Take a running leap, skip back 50 years, and it’s 1964. New College has 101 students, 10 faculty, and three required Core Courses, aimed at “basic literacy” in Humanities, Social Sciences, and Natural Sciences. Students’ achievements were assessed twice over at year’s end—once by Comprehensive Divisional Exams (“Comps”) with questions written by the professors, and again by nationally norm-referenced multiple-choice exams designed to test the New College academic program itself.

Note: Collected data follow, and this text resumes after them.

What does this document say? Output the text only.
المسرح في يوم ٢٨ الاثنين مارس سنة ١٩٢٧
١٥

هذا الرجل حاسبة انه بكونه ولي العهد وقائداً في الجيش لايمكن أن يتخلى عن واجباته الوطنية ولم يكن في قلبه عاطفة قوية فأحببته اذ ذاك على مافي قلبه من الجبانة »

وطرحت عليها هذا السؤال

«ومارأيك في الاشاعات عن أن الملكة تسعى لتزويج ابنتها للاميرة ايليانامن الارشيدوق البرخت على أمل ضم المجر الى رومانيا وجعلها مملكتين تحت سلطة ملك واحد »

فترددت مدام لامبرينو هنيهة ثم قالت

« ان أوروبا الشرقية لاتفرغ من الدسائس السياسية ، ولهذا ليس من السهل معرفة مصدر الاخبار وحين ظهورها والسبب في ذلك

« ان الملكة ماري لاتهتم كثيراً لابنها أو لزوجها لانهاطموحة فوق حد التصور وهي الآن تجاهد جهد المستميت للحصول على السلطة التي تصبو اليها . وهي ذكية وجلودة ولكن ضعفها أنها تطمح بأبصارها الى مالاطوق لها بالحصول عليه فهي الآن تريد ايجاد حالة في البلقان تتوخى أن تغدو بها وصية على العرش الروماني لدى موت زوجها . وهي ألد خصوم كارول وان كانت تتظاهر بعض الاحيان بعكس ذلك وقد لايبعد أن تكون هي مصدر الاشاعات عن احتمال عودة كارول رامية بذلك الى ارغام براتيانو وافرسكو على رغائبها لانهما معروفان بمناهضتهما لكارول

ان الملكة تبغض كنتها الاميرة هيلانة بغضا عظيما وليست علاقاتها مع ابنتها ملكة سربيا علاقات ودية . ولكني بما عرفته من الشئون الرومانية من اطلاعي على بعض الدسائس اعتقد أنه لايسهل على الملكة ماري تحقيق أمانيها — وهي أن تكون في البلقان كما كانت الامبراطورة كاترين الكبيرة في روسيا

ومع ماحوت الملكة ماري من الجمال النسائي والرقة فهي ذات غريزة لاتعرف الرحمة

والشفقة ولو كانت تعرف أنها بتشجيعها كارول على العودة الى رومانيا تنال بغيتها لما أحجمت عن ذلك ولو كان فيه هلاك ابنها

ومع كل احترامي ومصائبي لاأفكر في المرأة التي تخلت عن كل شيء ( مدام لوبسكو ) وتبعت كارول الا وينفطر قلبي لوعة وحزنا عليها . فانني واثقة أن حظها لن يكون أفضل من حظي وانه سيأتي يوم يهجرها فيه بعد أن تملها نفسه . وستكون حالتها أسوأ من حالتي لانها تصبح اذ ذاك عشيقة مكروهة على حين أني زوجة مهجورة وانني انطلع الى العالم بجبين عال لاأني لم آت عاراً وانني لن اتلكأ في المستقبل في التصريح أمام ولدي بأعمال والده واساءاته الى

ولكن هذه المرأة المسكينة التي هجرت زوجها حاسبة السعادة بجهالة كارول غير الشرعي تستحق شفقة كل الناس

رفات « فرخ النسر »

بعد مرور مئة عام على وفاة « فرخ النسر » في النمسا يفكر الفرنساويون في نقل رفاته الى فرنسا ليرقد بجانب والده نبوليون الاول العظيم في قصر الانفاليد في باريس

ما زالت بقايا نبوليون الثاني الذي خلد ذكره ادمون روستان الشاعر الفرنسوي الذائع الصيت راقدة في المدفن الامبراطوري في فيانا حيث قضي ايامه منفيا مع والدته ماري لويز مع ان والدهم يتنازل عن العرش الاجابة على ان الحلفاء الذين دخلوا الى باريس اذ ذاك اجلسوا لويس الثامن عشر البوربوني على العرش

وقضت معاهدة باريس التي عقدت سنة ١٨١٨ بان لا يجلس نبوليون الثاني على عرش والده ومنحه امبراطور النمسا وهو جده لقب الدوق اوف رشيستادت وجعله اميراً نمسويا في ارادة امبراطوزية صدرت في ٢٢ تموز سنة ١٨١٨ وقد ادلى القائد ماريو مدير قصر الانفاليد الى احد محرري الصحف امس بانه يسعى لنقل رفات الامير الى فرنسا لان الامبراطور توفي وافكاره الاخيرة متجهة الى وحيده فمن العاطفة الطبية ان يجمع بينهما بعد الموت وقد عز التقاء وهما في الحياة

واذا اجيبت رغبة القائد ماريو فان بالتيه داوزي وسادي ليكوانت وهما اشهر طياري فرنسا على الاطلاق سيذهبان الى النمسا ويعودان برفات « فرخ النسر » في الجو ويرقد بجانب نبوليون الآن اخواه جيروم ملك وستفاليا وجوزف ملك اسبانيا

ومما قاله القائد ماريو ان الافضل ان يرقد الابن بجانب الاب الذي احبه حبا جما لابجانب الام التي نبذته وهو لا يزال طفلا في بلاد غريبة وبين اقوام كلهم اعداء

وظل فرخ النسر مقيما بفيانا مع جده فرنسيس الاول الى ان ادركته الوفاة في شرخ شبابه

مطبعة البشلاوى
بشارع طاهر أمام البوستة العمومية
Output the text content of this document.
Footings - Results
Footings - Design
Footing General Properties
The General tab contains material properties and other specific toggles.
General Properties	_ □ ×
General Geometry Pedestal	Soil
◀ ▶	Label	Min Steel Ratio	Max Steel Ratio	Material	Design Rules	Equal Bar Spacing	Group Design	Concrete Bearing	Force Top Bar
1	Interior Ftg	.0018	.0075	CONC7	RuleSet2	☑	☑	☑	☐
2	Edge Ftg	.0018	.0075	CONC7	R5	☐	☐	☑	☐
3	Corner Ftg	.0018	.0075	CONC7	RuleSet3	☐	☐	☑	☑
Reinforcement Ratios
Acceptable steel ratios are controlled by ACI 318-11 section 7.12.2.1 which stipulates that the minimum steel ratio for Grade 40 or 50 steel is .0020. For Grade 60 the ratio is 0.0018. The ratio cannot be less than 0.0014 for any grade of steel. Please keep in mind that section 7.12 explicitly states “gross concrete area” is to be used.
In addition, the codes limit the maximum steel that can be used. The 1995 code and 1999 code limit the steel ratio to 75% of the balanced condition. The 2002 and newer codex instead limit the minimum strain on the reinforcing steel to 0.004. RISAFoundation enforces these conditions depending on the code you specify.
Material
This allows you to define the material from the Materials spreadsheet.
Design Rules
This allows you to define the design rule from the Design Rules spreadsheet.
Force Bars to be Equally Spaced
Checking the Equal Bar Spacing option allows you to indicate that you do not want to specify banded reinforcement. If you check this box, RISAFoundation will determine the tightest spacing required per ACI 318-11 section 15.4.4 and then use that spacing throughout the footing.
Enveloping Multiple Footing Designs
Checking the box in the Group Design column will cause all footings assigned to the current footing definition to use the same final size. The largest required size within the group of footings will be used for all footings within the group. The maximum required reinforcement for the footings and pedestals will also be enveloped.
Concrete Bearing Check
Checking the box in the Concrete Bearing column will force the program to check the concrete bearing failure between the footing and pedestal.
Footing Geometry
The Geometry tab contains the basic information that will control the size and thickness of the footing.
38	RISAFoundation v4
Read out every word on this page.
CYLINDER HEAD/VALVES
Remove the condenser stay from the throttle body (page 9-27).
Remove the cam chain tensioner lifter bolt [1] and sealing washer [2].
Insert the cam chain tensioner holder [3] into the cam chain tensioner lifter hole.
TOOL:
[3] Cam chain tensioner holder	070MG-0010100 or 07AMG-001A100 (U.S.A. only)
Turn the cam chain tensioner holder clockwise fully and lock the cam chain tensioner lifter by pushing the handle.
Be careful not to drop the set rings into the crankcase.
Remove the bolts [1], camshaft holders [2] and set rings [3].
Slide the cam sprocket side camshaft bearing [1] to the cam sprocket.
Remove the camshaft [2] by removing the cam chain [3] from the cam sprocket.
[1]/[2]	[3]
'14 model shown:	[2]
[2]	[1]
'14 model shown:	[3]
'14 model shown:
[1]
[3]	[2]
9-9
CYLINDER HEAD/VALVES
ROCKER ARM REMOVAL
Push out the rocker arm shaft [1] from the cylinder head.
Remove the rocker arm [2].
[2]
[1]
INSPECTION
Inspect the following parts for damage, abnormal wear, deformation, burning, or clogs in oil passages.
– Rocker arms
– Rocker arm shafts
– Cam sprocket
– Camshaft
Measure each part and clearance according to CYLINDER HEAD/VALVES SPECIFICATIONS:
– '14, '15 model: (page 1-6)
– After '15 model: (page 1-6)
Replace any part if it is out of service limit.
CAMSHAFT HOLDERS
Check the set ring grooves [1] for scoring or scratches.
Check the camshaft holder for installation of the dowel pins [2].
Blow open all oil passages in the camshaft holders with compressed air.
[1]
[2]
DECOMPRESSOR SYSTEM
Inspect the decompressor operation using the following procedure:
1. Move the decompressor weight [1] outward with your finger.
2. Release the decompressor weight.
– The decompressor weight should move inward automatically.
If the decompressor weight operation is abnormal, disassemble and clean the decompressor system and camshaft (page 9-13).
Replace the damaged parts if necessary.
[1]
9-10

In the earliest years, faculty were tasked to learn each other’s fields. In Humanities, for example, Literature profs attended the lectures in Aesthetics; and all professors—regardless of their fields—were tasked to lead seminars on that week’s topic. The three-course system for first-year students prevailed for nearly three academic years. Foreign language proficiency (a whopping minimum of 80 on a standard Modern Language Association exam) was prerequisite for graduation.
In its early days, New College offered no credit to transfer students, so all its second-year students shared a first-year background. The overall curriculum, then, was to be an “hourglass” pattern of introductory wide learning (first year), an intense and narrowed “Area of Concentration” (second year), and then expansion to a wider and often interdisciplinary Senior Project before graduation (third year). Initially, old New was no public college; it was private – with high expectations and tuition.
The core programs fell apart. Then came the Contract System, which lingers today. It tried to draw sponsors and students closer, but it came to verge on the “open curriculum” where “excellence” battled with relevance. At its most flexible, the system was summarized by “one, two, three”—students’ contracts were anything one faculty member approved; the Area of Concentration was anything two approved, and the Senior Project was OK if three professors blessed the Bacc Exam.
USF saved us from the fiscal crash of 1975, then we then spun off into our (precariously funded) status as the Resident Honors College of Florida. So now… a tiny sparkling jewel we are, teetering in the wide tiara of Florida’s universities. One defunding flick of a legislative finger, and we’re shucked into the mud.
Now, the next 50 years.
Looking forward: watch out, this is dark
Because, of course, “you can’t manage what you can’t measure,” Florida shall fulfill its policy: “to seamlessly lash the educational system to the employment needs of the State.” (I do love that verb lash.) From kindergarten through graduate school, a seamless flow of well-managed widgets!
A liberal-arts education, after all, did consist mainly of students learning how to model their own complex intellectual and personal identities. Faculty helped. But future faculty become even fewer, and more distant, contingent labor. (MOOCs don’t need a union.) “Seminars” become “units” become “credit hours.” Creeping Requirementalism burgeons. Fresh from the production line, students roll.
Is this too bleak a vision?
In the dark of feudal Europe, who could have foreseen democracy, capitalism, or socialism? Something yet unseen might replace the strictures of corporate plutocracy. “Our sweetest songs are those that tell of saddest thought” Still… the coming half-century might turn a curious full circle. Just as New College, blessed with hard-won local and national funding, arose from the scrub between Sarasota and Bradenton in the 1960’s, so might we persist in the 2060’s as an “Island of Excellence”—this time, a literal island. (Climate-change, don’cha know.)
It would be tough to float the Palm Court, but it could be done. New College would offer a fine view of combers over the condo-reefs of Siesta and Longboat. We could bob the waves as an enclave of eccentric intellect. Our visitors (let’s call them “edu-tourists”) could marvel at, and even measure, the output of undergraduates engaged in real research. That alone would keep cash flowing. Then, when drones from Tallahassee snooped too close, we could lift anchor—or fire up the dirigible, and sail free! One thing’s certain: Excellently odd people, if they can afford it, will always find a place to huddle. That place could be New College.
That’s my bright vision.
The light at the end of the tunnel is lava
Standardization reigns. Even supposing New College floats, I can’t forget that classic science-fiction tale “The World as Will and Wallpaper” (R. A. Lafferty, 1973) where the Young Adventurer sets forth to find the New, but discovers that the future—land and ocean plated over with interlocked floating platforms—offers only one reiterated pattern of buildings. Stores. Personalities. The same ones, over and over the same.
New College, of course, won’t be there.